Mostly, I've noticed these things playing with ways of keeping my own personal notes, and just went back to other ways. Some notes are in HTML or plain text, so I can version them. Others are in an old Journal program I've used for years. But I've written a tool that I may want to release soon - and I'll want to include a usable PDF manual, which will need to include examples.
So - is there a way of creating PDF documentation where the code snippets can be easily cut-and-pasted? Preferably a way that allows me to keep "sources" in versioned text files.
EDIT
Any solution must be portable. I will need to use it on Linux and on Windows XP.
EDIT
It looks like this may be impossible.
I've tried printing from Notepad++ to the Adobe Acrobat Pro 7 printer driver. The resulting document looked fine, but cutting and pasting gave the same missing whitespace problems as occur with DocBook.
I tried using the touchup text tool in Acrobat Pro to add leading spaces. These are preserved when you save and reload - but when you select text normally in acrobat, they aren't included. You can only cut-and-paste including those spaces using the touchup text tool, so far as I can tell, which is obviously not included in reader.
In other words, this looks like a fundamental limitation - not of the PDF format itself so much as the tools that work with it. There appears to be a general assumption at work here that whitespace is insignificant - which for my purposes obviously isn't true.
EDIT
One solution may be a "text field". I can add these fairly easily using Acrobat Pro, can set a fixed width font, enter multiple lines of text and make the field read only. In Acrobat Pro 7, the text in the field then isn't selectable - but in Reader 9 it is selectable and everything is preserved when you cut and paste.
The question is - can text fields be generated directly using some kind of markup language that is usable to create complete manuals?
I'd suggest enscript. I use it for producing archives and documentations.
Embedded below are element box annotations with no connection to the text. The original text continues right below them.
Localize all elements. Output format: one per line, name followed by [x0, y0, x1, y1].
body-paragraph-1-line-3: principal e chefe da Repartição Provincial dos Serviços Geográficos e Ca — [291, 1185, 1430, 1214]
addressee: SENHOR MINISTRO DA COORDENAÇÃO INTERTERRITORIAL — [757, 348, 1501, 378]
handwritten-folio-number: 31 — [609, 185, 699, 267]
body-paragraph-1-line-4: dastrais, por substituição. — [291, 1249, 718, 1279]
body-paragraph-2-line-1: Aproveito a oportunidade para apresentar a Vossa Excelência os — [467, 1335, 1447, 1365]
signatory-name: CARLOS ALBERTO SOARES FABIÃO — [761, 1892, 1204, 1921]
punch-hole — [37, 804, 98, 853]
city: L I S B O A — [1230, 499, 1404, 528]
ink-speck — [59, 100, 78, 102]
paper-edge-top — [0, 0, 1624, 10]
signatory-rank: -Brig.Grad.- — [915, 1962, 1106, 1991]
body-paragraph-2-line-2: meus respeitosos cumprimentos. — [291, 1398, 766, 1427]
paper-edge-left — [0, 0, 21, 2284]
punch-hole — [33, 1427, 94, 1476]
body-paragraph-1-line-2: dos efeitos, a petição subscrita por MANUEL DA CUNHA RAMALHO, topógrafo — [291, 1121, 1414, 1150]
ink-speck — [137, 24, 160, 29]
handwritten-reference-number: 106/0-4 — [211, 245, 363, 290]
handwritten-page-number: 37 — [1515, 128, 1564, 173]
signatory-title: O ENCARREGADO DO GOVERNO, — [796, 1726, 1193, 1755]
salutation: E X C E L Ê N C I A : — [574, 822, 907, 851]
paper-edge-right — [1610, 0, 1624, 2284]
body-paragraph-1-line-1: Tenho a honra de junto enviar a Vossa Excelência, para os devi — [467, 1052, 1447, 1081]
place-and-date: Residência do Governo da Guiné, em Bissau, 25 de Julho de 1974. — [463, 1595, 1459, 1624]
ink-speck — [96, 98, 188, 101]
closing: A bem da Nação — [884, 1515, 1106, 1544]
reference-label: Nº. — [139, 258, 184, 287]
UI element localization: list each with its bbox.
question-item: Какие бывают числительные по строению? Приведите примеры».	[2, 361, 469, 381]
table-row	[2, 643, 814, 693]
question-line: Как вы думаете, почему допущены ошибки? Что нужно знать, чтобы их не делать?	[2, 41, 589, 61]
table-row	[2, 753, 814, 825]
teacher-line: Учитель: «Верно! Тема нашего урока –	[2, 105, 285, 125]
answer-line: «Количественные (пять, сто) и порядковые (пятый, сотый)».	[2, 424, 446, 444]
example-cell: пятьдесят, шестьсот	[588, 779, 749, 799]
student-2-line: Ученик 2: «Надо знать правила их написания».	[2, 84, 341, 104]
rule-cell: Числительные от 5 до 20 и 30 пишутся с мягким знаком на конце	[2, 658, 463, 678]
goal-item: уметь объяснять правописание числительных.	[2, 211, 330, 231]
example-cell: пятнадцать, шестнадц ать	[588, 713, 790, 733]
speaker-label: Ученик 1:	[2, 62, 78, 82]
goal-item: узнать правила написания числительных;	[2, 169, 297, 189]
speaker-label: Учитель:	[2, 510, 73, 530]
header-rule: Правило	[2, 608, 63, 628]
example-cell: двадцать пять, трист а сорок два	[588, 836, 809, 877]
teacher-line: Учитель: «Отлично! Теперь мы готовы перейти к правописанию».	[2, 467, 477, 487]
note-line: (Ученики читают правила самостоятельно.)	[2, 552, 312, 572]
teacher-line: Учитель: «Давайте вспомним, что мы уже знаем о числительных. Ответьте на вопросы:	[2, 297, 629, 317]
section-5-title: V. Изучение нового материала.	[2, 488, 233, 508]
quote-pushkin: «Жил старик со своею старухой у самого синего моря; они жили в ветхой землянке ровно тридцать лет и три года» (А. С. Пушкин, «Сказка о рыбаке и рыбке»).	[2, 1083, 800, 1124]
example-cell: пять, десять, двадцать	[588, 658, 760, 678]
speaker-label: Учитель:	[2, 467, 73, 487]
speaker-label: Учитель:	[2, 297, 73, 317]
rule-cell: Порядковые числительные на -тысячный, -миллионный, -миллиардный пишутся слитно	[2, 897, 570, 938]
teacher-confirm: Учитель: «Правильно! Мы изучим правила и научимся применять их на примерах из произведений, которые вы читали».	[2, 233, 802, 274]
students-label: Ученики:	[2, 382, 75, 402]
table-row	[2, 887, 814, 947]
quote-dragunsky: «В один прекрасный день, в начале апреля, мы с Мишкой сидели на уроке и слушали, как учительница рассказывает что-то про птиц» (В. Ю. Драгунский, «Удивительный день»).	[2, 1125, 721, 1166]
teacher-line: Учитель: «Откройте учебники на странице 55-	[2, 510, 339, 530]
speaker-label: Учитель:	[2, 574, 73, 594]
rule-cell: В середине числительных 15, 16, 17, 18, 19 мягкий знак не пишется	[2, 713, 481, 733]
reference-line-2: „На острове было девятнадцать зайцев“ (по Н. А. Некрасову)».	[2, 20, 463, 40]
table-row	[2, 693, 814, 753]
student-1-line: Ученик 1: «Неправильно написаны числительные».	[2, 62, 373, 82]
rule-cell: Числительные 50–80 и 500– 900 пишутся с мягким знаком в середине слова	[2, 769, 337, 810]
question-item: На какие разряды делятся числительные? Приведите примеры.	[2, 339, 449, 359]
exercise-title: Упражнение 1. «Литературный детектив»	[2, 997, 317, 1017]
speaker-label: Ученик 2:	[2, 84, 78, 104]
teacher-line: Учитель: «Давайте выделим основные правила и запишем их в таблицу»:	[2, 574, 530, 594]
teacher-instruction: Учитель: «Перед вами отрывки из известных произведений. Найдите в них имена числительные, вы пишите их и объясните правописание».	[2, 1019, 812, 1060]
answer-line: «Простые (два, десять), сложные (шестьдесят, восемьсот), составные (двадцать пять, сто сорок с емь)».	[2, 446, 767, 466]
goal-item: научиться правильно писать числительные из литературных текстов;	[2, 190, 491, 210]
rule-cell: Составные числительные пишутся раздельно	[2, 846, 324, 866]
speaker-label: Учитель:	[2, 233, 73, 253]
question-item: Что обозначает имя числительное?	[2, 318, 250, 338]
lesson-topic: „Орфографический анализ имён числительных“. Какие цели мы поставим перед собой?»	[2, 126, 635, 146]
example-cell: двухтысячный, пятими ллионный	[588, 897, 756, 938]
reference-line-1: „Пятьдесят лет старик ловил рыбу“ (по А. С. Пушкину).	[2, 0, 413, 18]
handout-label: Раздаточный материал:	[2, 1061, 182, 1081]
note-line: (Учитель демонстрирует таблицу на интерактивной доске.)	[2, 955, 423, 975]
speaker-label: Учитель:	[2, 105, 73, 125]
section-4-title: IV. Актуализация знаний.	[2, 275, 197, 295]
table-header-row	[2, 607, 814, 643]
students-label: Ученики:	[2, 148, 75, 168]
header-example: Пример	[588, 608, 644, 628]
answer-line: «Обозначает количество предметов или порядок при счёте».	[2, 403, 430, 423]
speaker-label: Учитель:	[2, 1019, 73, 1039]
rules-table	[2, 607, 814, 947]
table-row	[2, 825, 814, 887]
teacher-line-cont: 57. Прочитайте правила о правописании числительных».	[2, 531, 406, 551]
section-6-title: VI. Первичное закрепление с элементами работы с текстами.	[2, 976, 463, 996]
Also, you can merge multiple source codes ps'ed with enscript into another pdf.
If your code is kept in external files, one way would be to attach the original file(s) as PDF attachments. This could be done with Docbook, LaTeX, DITA, and a few others.
For example, if you are using this method to include code in Docbook, you can write some code to your XSL customization layer for adding the external file as an attachment to the PDF. As far as I know, this is portable (although I haven't personally tried to open PDF files with attachments in Evince, Okular, Xpdf, etc to see what happens).
If you are processing the Docbook files using even FOP, you should still be able to write something into your customization layer to attach files. See the section on PDF attachments. You could even output a link to the attachment below the codeblock in the PDF if you want to make it more discoverable to people.
A similar solution should be possible using LaTeX with the attachfile package.